Оставалось слушать и завидовать: их бы с братом кто-то так учил! Нет, в самом деле, когда Винтерхорст наберёт своих троих-четверых учеников, надо будет попросить её, чтобы она и с Мадленой занималась тоже. Не магии учила, конечно, а музыке и Старшей речи, что ли. А Мадлена потом сира Вениамина-младшего понемногу обучит, как дети вообще друг у друга перенимают и плохое, и хорошее, просто не считая это учёбой. Будущему маршалу Вязов совсем не повредит знать, о чём болтают дриады, думая, что круглоухий дурак ни слова не понимает из их речей.

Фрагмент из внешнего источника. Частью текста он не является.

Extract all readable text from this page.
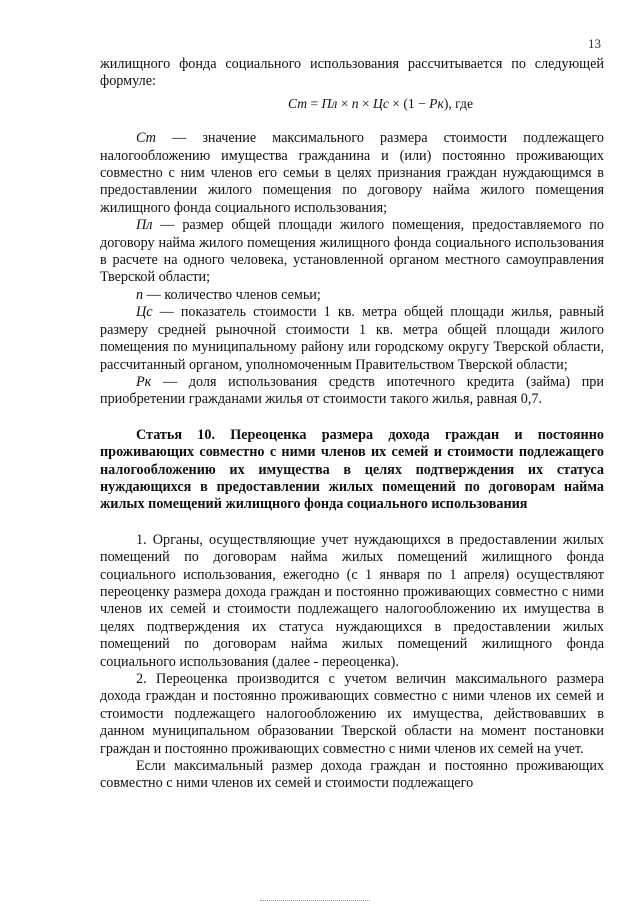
13

жилищного фонда социального использования рассчитывается по следующей формуле:

Ст = Пл × n × Цс × (1 − Рк), где

Ст — значение максимального размера стоимости подлежащего налогообложению имущества гражданина и (или) постоянно проживающих совместно с ним членов его семьи в целях признания граждан нуждающимся в предоставлении жилого помещения по договору найма жилого помещения жилищного фонда социального использования;

Пл — размер общей площади жилого помещения, предоставляемого по договору найма жилого помещения жилищного фонда социального использования в расчете на одного человека, установленной органом местного самоуправления Тверской области;

n — количество членов семьи;

Цс — показатель стоимости 1 кв. метра общей площади жилья, равный размеру средней рыночной стоимости 1 кв. метра общей площади жилого помещения по муниципальному району или городскому округу Тверской области, рассчитанный органом, уполномоченным Правительством Тверской области;

Рк — доля использования средств ипотечного кредита (займа) при приобретении гражданами жилья от стоимости такого жилья, равная 0,7.

Статья 10. Переоценка размера дохода граждан и постоянно проживающих совместно с ними членов их семей и стоимости подлежащего налогообложению их имущества в целях подтверждения их статуса нуждающихся в предоставлении жилых помещений по договорам найма жилых помещений жилищного фонда социального использования

1. Органы, осуществляющие учет нуждающихся в предоставлении жилых помещений по договорам найма жилых помещений жилищного фонда социального использования, ежегодно (с 1 января по 1 апреля) осуществляют переоценку размера дохода граждан и постоянно проживающих совместно с ними членов их семей и стоимости подлежащего налогообложению их имущества в целях подтверждения их статуса нуждающихся в предоставлении жилых помещений по договорам найма жилых помещений жилищного фонда социального использования (далее - переоценка).

2. Переоценка производится с учетом величин максимального размера дохода граждан и постоянно проживающих совместно с ними членов их семей и стоимости подлежащего налогообложению их имущества, действовавших в данном муниципальном образовании Тверской области на момент постановки граждан и постоянно проживающих совместно с ними членов их семей на учет.

Если максимальный размер дохода граждан и постоянно проживающих совместно с ними членов их семей и стоимости подлежащего
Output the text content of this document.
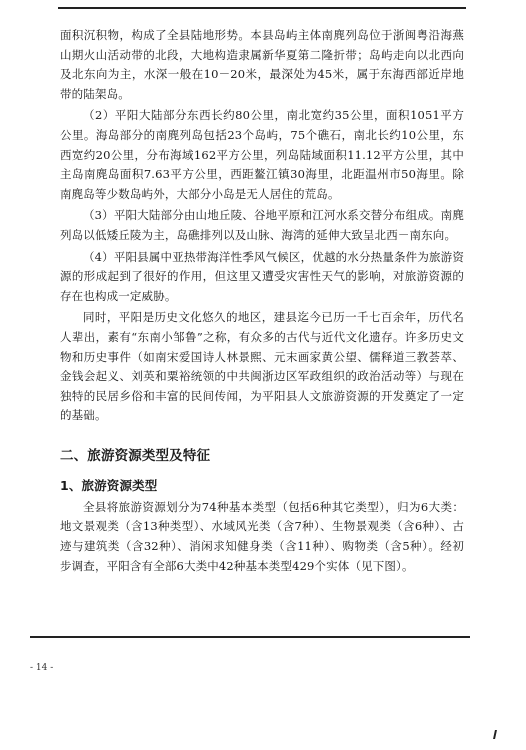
面积沉积物，构成了全县陆地形势。本县岛屿主体南麂列岛位于浙闽粤沿海燕山期火山活动带的北段，大地构造隶属新华夏第二隆折带；岛屿走向以北西向及北东向为主，水深一般在10－20米，最深处为45米，属于东海西部近岸地带的陆架岛。

（2）平阳大陆部分东西长约80公里，南北宽约35公里，面积1051平方公里。海岛部分的南麂列岛包括23个岛屿，75个礁石，南北长约10公里，东西宽约20公里，分布海域162平方公里，列岛陆域面积11.12平方公里，其中主岛南麂岛面积7.63平方公里，西距鳌江镇30海里，北距温州市50海里。除南麂岛等少数岛屿外，大部分小岛是无人居住的荒岛。

（3）平阳大陆部分由山地丘陵、谷地平原和江河水系交替分布组成。南麂列岛以低矮丘陵为主，岛礁排列以及山脉、海湾的延伸大致呈北西－南东向。

（4）平阳县属中亚热带海洋性季风气候区，优越的水分热量条件为旅游资源的形成起到了很好的作用，但这里又遭受灾害性天气的影响，对旅游资源的存在也构成一定威胁。

同时，平阳是历史文化悠久的地区，建县迄今已历一千七百余年，历代名人辈出，素有“东南小邹鲁”之称，有众多的古代与近代文化遗存。许多历史文物和历史事件（如南宋爱国诗人林景熙、元末画家黄公望、儒释道三教荟萃、金钱会起义、刘英和粟裕统领的中共闽浙边区军政组织的政治活动等）与现在独特的民居乡俗和丰富的民间传闻，为平阳县人文旅游资源的开发奠定了一定的基础。

二、旅游资源类型及特征
1、旅游资源类型

全县将旅游资源划分为74种基本类型（包括6种其它类型），归为6大类：地文景观类（含13种类型）、水域风光类（含7种）、生物景观类（含6种）、古迹与建筑类（含32种）、消闲求知健身类（含11种）、购物类（含5种）。经初步调查，平阳含有全部6大类中42种基本类型429个实体（见下图）。

- 14 -
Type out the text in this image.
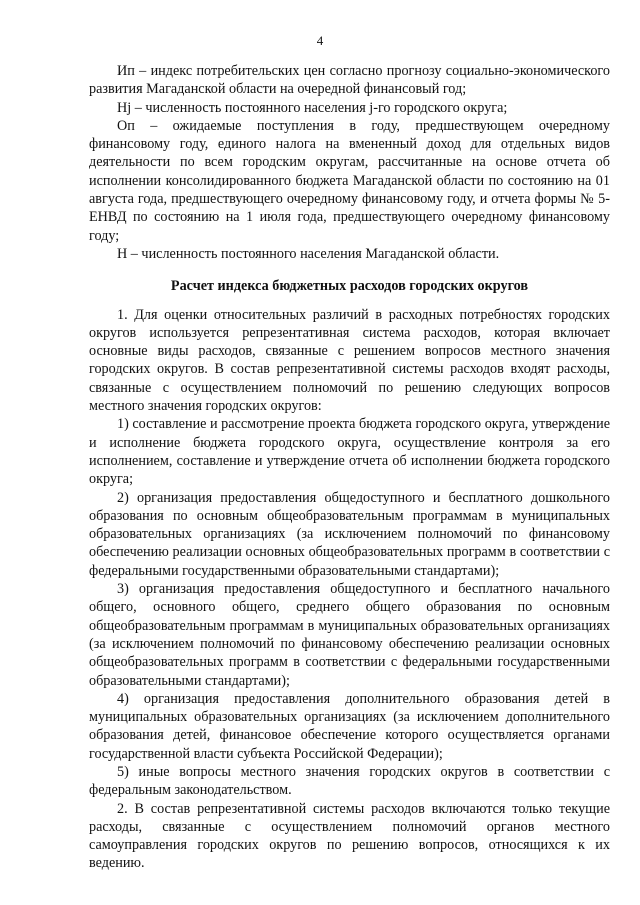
4

Ип – индекс потребительских цен согласно прогнозу социально-экономического развития Магаданской области на очередной финансовый год;

Нj – численность постоянного населения j-го городского округа;

Оп – ожидаемые поступления в году, предшествующем очередному финансовому году, единого налога на вмененный доход для отдельных видов деятельности по всем городским округам, рассчитанные на основе отчета об исполнении консолидированного бюджета Магаданской области по состоянию на 01 августа года, предшествующего очередному финансовому году, и отчета формы № 5-ЕНВД по состоянию на 1 июля года, предшествующего очередному финансовому году;

Н – численность постоянного населения Магаданской области.

Расчет индекса бюджетных расходов городских округов

1. Для оценки относительных различий в расходных потребностях городских округов используется репрезентативная система расходов, которая включает основные виды расходов, связанные с решением вопросов местного значения городских округов. В состав репрезентативной системы расходов входят расходы, связанные с осуществлением полномочий по решению следующих вопросов местного значения городских округов:

1) составление и рассмотрение проекта бюджета городского округа, утверждение и исполнение бюджета городского округа, осуществление контроля за его исполнением, составление и утверждение отчета об исполнении бюджета городского округа;

2) организация предоставления общедоступного и бесплатного дошкольного образования по основным общеобразовательным программам в муниципальных образовательных организациях (за исключением полномочий по финансовому обеспечению реализации основных общеобразовательных программ в соответствии с федеральными государственными образовательными стандартами);

3) организация предоставления общедоступного и бесплатного начального общего, основного общего, среднего общего образования по основным общеобразовательным программам в муниципальных образовательных организациях (за исключением полномочий по финансовому обеспечению реализации основных общеобразовательных программ в соответствии с федеральными государственными образовательными стандартами);

4) организация предоставления дополнительного образования детей в муниципальных образовательных организациях (за исключением дополнительного образования детей, финансовое обеспечение которого осуществляется органами государственной власти субъекта Российской Федерации);

5) иные вопросы местного значения городских округов в соответствии с федеральным законодательством.

2. В состав репрезентативной системы расходов включаются только текущие расходы, связанные с осуществлением полномочий органов местного самоуправления городских округов по решению вопросов, относящихся к их ведению.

А Меллер похвалил Мадлену и спросил, что ей привезти в подарок. Только подарок будет не к Солнцевороту, предупредил он, а попозже. Может быть, даже ближе к Излому Зимы, но будет обязательно.
— А ты меня не возьмёшь с собой? — надулась она.
— Как-нибудь летом, Мышка. Сейчас холодно, темнеет рано, уеду я надолго, и твоя матушка опять будет беспокоиться.
— Летом — это до-олго, — протянула она в разочаровании.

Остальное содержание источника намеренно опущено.